3. While you're in your special room, highly trained social scientists watch your every move, monitor what you read and watch, pore through your financial records, consult with your doctor about your health, study your sexual preferences, map your social networks, and divide you up into myriad categories. (This detailed monitoring is, of course, the dream that animates online behavioral advertising).
4. As a result, in your room, you only see what you want to see — or rather, you only see what marketers believe you want to see. You like "technology" and "sports?" That's all you see. You like liberal politics? You will only confront views that confirm your own. Don't worry about the opinions of others; you won't hear about them — except in sensational headlines. (This is what the IAB would call "personalization," and what others might call a "filter bubble.")

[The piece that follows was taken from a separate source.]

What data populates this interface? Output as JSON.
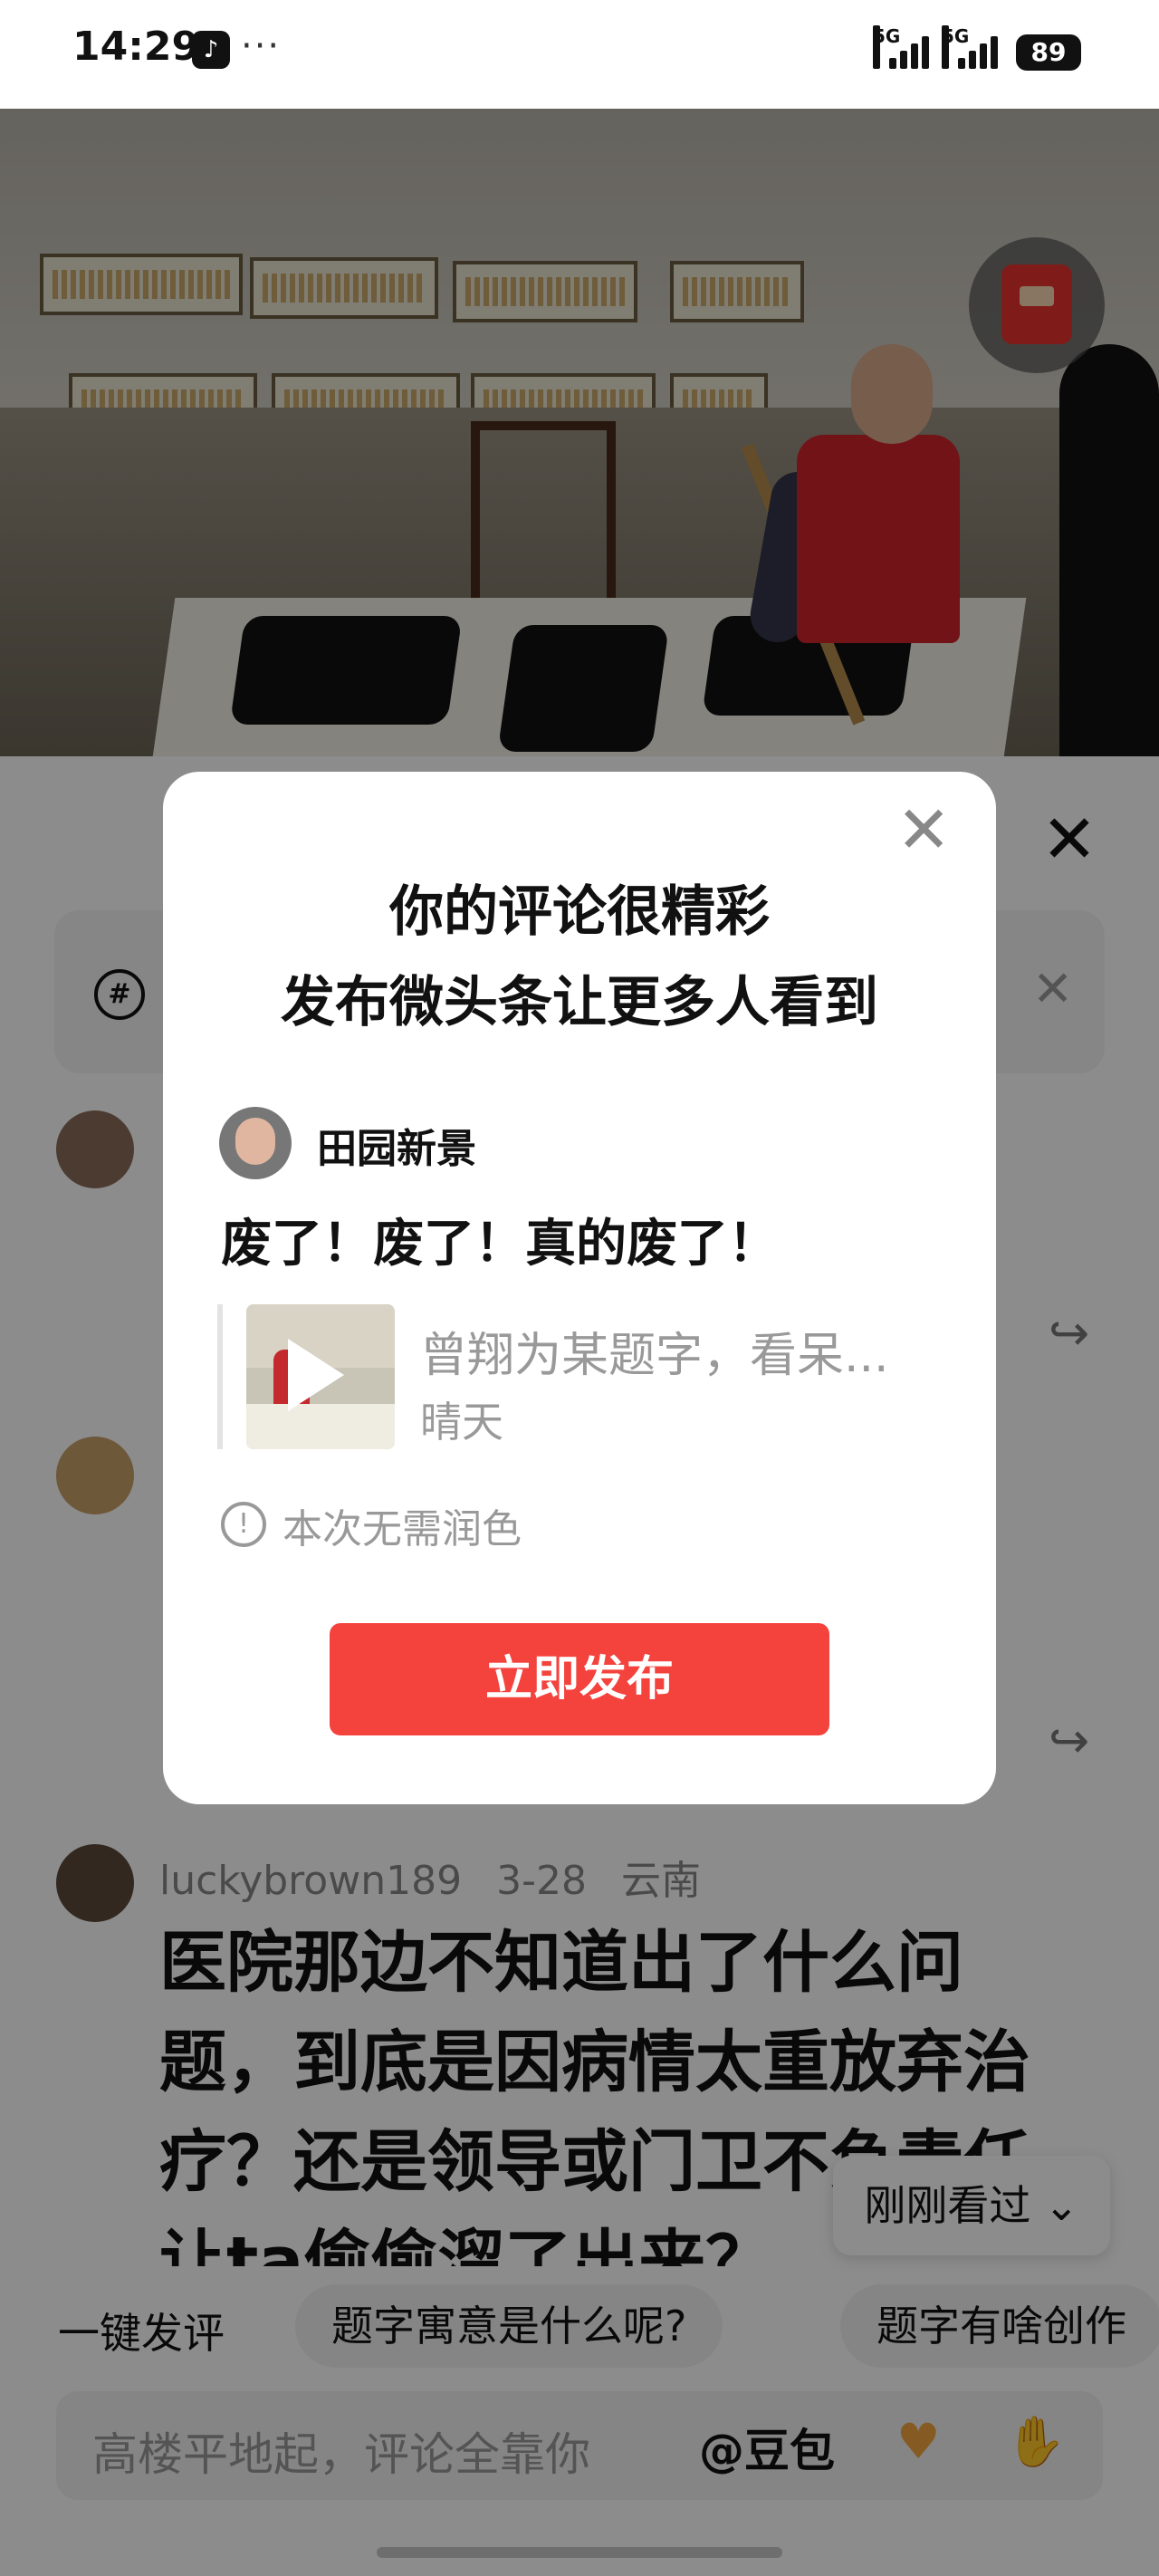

Of course, much of this is already reality, but if we take the IAB report at face value, the way in which this vision of the internet is currently being implemented is inefficient and clumsy. Cookies helped get us to an internet that tracked us, but now the time has come for even more precise and powerful tracking technologies.
The internet can certainly be a building with security desks on every floor. If you want personalized services everywhere you go — where "personalization" means you get what someone else says you want — then the IAB is your guide to the future of the internet. If you like to be watched as you lust, love, and live, if you like to give the marketing industry such infopower, please do help the IAB figure out the future of tracking after the cookie.
On the internet, no one should know you're not a dog
However, what if we take seriously other metaphors for the internet? For example, since so much of the IAB's work is to fix us as specific, identifiable people, perhaps we need to turn to the old metaphor of the internet as a place where, as the famous New Yorker cartoon put it, "no one knows you're a dog."
I would rather see an internet where you can be a dog one minute, a cat the next, a man the next, a woman the next. Where you can do things without a massive, highly sophisticated industry studying your every move. Where you can explore and learn based on whim and serendipity rather than the dictates of marketing (or, of course, government, but that's for another essay). Where when you can put your name on things one minute and be anonymous the next.
In other words, let's have a post-cookie internet without tracking. The IAB can keep their security desks.